Tous les secteurs d’activité ne seront pas concernés par ce mécanisme, qui entrera en vigueur au 1er janvier 2020 : seuls 7 ont été listés, parmi lesquels l’hôtellerie-restauration, l’industrie agroalimentaire, ou encore le transport. Le bâtiment, le spectacle, les services à la personne sont en revanche épargnés.

Le gouvernement entend parallèlement stopper l’expansion des CDD d’usage, ces CDD aux conditions particulières comportant quelques dérogations (pas de prime de précarité, succession de contrats dans la même entreprise facilitée). Selon l’exécutif, ces types de contrats représentent 8 signatures sur 37 chaque année. Pour en limiter le nombre, une taxe forfaitaire de 10 euros frappera tous les CDD d’usage.

Le gouvernement insiste sur le meilleur accompagnement des chômeurs

Outre le bonus-malus, la réforme entérine également des promesses de campagne d’Emmanuel Macron, comme la création de « nouveaux droits ». Les démissionnaires pourront être indemnisés s’ils ont un projet professionnel en vue, mais ce droit ne sera applicable qu’une fois tous les 5 ans.
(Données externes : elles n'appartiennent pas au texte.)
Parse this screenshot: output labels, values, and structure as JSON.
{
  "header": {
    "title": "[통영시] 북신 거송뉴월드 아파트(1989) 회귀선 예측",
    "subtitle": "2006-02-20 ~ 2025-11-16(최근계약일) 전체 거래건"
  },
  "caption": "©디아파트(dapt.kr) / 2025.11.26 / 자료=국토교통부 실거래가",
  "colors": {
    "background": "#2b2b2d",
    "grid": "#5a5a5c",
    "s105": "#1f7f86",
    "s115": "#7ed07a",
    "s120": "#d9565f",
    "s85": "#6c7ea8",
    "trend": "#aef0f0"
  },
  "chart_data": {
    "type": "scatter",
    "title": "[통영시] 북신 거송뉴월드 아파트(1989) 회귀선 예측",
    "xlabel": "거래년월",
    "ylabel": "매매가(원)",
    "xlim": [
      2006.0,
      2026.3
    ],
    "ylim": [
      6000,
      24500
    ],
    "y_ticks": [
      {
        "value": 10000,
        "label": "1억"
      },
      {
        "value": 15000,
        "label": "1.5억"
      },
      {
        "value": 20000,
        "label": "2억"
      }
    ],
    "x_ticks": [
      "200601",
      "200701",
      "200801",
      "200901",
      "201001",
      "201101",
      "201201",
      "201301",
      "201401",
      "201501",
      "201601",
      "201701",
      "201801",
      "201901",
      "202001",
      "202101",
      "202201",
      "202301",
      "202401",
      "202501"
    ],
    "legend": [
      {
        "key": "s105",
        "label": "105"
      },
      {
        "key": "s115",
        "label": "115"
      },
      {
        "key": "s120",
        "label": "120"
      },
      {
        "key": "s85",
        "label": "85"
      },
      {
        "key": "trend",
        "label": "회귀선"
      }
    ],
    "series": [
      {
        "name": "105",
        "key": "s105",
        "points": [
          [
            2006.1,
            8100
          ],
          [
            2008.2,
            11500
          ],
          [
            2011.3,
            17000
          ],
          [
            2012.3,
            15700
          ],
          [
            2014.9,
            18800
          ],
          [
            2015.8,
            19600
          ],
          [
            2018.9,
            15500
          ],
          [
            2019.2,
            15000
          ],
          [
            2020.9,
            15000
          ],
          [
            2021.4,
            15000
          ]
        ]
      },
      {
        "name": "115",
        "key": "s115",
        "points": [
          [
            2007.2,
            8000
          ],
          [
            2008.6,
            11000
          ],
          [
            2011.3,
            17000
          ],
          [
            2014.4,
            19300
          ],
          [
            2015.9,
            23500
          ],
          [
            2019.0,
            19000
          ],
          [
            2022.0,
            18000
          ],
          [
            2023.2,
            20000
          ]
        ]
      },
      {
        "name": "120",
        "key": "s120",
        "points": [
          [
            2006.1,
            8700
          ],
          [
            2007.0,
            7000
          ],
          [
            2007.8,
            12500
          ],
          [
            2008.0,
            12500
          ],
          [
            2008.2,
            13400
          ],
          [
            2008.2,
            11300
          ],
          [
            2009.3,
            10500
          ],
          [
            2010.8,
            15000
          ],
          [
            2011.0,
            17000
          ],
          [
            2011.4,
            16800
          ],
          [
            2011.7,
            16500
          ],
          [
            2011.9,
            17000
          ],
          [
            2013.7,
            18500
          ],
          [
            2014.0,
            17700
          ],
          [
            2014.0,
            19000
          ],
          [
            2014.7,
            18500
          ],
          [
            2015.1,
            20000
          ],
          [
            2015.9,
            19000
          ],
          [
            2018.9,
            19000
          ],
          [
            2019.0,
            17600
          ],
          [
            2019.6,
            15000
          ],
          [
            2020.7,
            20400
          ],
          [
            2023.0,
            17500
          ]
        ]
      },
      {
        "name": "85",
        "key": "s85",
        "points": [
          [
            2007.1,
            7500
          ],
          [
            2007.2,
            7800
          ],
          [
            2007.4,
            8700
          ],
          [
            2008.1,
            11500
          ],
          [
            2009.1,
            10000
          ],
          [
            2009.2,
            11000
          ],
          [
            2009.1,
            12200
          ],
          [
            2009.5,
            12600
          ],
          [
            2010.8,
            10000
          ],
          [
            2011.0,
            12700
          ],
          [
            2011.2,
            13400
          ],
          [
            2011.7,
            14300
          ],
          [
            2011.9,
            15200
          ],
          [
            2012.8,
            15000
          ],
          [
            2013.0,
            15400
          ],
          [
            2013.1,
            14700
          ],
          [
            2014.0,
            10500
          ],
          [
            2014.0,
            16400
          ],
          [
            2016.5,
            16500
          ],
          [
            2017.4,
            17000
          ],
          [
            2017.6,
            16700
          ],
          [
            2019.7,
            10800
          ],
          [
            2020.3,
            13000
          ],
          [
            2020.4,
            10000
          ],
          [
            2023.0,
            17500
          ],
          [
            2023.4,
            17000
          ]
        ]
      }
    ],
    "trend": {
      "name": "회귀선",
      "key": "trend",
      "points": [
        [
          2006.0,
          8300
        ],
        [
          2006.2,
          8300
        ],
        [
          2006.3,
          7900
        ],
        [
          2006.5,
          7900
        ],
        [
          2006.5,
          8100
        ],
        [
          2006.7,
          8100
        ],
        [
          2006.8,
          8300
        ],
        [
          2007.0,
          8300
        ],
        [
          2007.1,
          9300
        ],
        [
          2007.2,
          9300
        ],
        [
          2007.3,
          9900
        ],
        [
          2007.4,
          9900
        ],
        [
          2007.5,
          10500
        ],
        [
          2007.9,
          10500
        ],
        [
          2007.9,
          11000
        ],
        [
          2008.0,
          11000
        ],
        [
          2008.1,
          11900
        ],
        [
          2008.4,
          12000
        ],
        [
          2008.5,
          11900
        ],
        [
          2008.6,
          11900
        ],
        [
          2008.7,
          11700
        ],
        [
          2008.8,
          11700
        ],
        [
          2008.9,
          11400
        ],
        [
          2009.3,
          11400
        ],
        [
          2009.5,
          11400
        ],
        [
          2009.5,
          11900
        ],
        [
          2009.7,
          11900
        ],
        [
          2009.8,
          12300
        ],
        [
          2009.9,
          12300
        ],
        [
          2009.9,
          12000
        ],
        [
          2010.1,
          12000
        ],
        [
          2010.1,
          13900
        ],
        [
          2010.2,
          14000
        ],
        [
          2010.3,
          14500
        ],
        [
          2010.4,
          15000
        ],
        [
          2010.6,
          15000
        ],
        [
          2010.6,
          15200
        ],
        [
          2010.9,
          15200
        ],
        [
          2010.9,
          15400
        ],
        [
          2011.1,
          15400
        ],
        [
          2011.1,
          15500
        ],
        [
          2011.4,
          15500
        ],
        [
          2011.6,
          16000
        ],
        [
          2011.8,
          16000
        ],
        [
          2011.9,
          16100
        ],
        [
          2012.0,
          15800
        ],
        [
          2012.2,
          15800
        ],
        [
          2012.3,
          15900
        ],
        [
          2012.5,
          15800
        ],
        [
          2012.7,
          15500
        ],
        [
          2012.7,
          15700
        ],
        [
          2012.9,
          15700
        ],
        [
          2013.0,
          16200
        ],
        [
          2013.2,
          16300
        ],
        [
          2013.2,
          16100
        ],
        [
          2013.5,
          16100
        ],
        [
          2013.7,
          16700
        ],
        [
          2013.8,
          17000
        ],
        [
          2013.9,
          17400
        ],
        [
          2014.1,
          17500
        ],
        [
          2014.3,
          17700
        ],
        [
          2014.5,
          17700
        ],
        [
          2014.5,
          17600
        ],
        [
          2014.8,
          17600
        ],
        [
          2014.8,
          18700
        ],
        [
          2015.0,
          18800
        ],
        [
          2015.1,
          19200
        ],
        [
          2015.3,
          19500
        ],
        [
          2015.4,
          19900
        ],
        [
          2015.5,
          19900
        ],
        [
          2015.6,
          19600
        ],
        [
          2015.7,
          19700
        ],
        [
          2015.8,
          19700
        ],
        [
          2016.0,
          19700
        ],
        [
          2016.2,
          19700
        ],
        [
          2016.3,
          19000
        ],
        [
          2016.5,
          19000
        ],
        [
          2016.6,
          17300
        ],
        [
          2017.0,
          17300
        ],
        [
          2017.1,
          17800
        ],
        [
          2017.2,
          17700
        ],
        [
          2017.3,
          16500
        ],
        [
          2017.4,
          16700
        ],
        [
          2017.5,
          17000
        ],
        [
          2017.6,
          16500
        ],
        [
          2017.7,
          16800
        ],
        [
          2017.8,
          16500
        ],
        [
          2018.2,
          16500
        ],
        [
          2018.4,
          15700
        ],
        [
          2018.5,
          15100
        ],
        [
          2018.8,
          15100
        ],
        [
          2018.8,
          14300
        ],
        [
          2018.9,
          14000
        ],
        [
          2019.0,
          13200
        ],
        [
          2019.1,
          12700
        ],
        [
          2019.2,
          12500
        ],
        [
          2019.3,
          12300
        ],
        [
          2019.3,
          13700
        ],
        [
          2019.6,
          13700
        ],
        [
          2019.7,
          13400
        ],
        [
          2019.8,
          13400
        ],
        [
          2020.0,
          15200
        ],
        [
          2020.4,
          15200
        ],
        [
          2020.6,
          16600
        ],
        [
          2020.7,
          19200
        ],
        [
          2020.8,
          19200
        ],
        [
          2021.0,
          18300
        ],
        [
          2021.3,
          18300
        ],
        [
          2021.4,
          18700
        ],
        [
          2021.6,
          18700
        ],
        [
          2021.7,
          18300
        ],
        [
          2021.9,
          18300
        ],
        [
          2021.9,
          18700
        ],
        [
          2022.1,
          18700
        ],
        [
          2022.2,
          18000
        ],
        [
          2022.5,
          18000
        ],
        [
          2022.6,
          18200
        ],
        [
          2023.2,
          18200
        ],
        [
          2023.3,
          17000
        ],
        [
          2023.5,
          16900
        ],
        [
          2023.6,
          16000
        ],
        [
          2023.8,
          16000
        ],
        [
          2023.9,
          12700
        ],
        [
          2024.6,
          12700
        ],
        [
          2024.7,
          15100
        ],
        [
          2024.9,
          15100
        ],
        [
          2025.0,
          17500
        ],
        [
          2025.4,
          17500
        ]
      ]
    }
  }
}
Les indépendants, sans cotisations supplémentaires, pourront aussi faire valoir leurs droits à l’Assurance chômage. Ils toucheront 800 euros par mois pendant 6 mois, à condition d’avoir perçu un revenu moyen de 10 000 euros sur les deux dernières années.

Dans sa stratégie visant « tous les angles possibles » pour faire reculer le chômage d’ici 7% de la population active d’ici 3 ans (contre 8,8 % actuellement), le gouvernement table aussi sur un meilleur accompagnement des demandeurs d’emploi, l’ « élément positif » de la réforme selon la CFDT et d’autres syndicats. Le ministère du Travail s’engage ainsi à « arrêter la diminution » des effectifs qui était engagée à Pôle Emploi. Plus de 1000 agents seront même recrutés dans les trois dernières années du quinquennat. Le gouvernement compte aussi sur la numérisation et la baisse conjoncturelle du chômage pour dégager du temps supplémentaire pour les agents. Au total, le gouvernement, avec sa panoplie de mesures, espère faire diminuer le nombre de chômeurs de 150 000 à 250 000.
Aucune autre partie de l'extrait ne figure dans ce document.